Prevalence of Security and Privacy Risk-Inducing Usage of AI-based Conversational Agents
Kathrin Grosse, Nico Ebert
TL;DR
This study addresses security and privacy risks in AI-based conversational agents by conducting a large, demographically representative UK survey of regular CA users. It combines a three-stage questionnaire (demographics, usage behaviors, and privacy concerns) with rigorous statistical analyses to quantify prevalence of risk-inducing practices, such as uploading non-self-created content, granting program access, and jailbreaking. The key findings reveal substantial exposure to risk surfaces: roughly one-third share potentially insecure inputs or grant program access, about a quarter engage in jailbreaking, and many users redact or avoid sharing sensitive data, though some highly sensitive information is still disclosed; awareness of data-use policies and opt-out options remains limited. The results underscore an urgent need for AI guardrails, clearer data-use transparency from vendors, and organizational policies to mitigate threats in security- and privacy-critical contexts, while guiding future research on context-specific predictors and defense strategies.
Abstract
Recent improvement gains in large language models (LLMs) have lead to everyday usage of AI-based Conversational Agents (CAs). At the same time, LLMs are vulnerable to an array of threats, including jailbreaks and, for example, causing remote code execution when fed specific inputs. As a result, users may unintentionally introduce risks, for example, by uploading malicious files or disclosing sensitive information. However, the extent to which such user behaviors occur and thus potentially facilitate exploits remains largely unclear. To shed light on this issue, we surveyed a representative sample of 3,270 UK adults in 2024 using Prolific. A third of these use CA services such as ChatGPT or Gemini at least once a week. Of these ``regular users'', up to a third exhibited behaviors that may enable attacks, and a fourth have tried jailbreaking (often out of understandable reasons such as curiosity, fun or information seeking).

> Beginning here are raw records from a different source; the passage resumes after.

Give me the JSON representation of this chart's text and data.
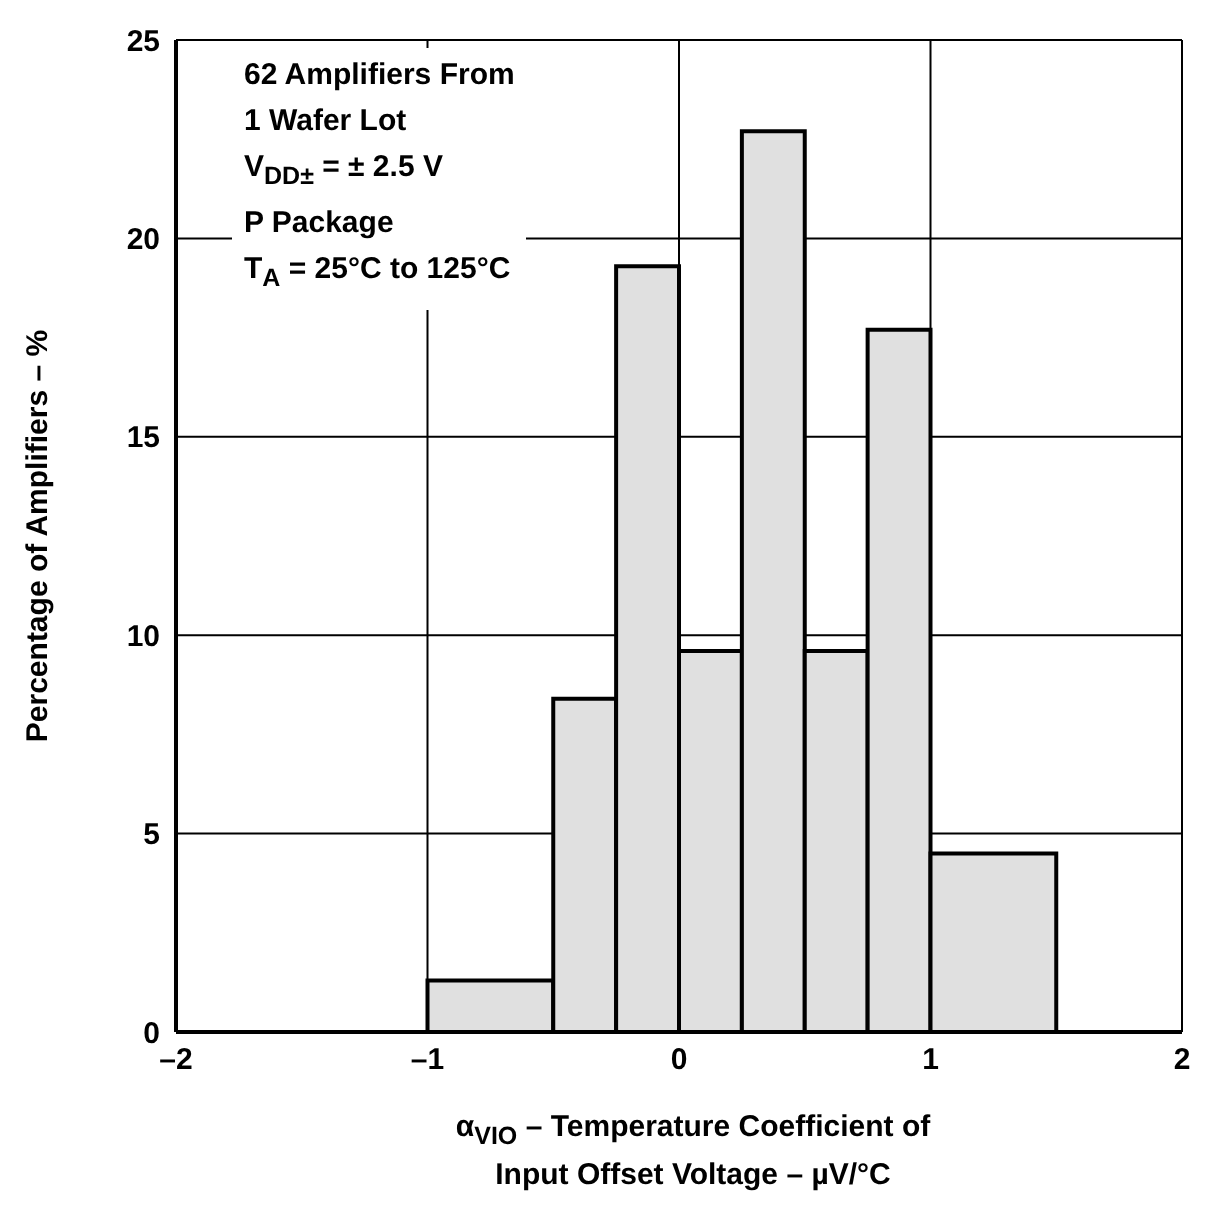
{
  "chart_data": {
    "type": "histogram",
    "bins": [
      -1,
      -0.5,
      -0.25,
      0,
      0.25,
      0.5,
      0.75,
      1,
      1.5
    ],
    "values": [
      1.3,
      8.4,
      19.3,
      9.6,
      22.7,
      9.6,
      17.7,
      4.5
    ],
    "color": "#e0e0e0",
    "xlim": [
      -2,
      2
    ],
    "xticks": [
      {
        "value": -2,
        "label": "–2"
      },
      {
        "value": -1,
        "label": "–1"
      },
      0,
      1,
      2
    ],
    "ylim": [
      0,
      25
    ],
    "yticks": [
      0,
      5,
      10,
      15,
      20,
      25
    ],
    "grid": true,
    "xlabel": "α$_{VIO}$ – Temperature Coefficient of\nInput Offset Voltage – µV/°C",
    "ylabel": "Percentage of Amplifiers – %",
    "annotations": [
      "62 Amplifiers From\n1 Wafer Lot\nV$_{DD±}$ = ± 2.5 V\nP Package\nT$_{A}$ = 25°C to 125°C"
    ]
  }
}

Half state that they sanitize data and most participants report not sharing sensitive data. However, few share very sensitive data such as passwords. The majority are unaware that their data can be used to train models and that they can opt-out. Our findings suggest that current academic threat models manifest in the wild, and mitigations or guidelines for the secure usage of CAs should be developed. In areas critical to security and privacy, CAs must be equipped with effective AI guardrails to prevent, for example, revealing sensitive information to curious employees. Vendors need to increase efforts to prevent the entry of sensitive data, and to create transparency with regard to data usage policies and settings.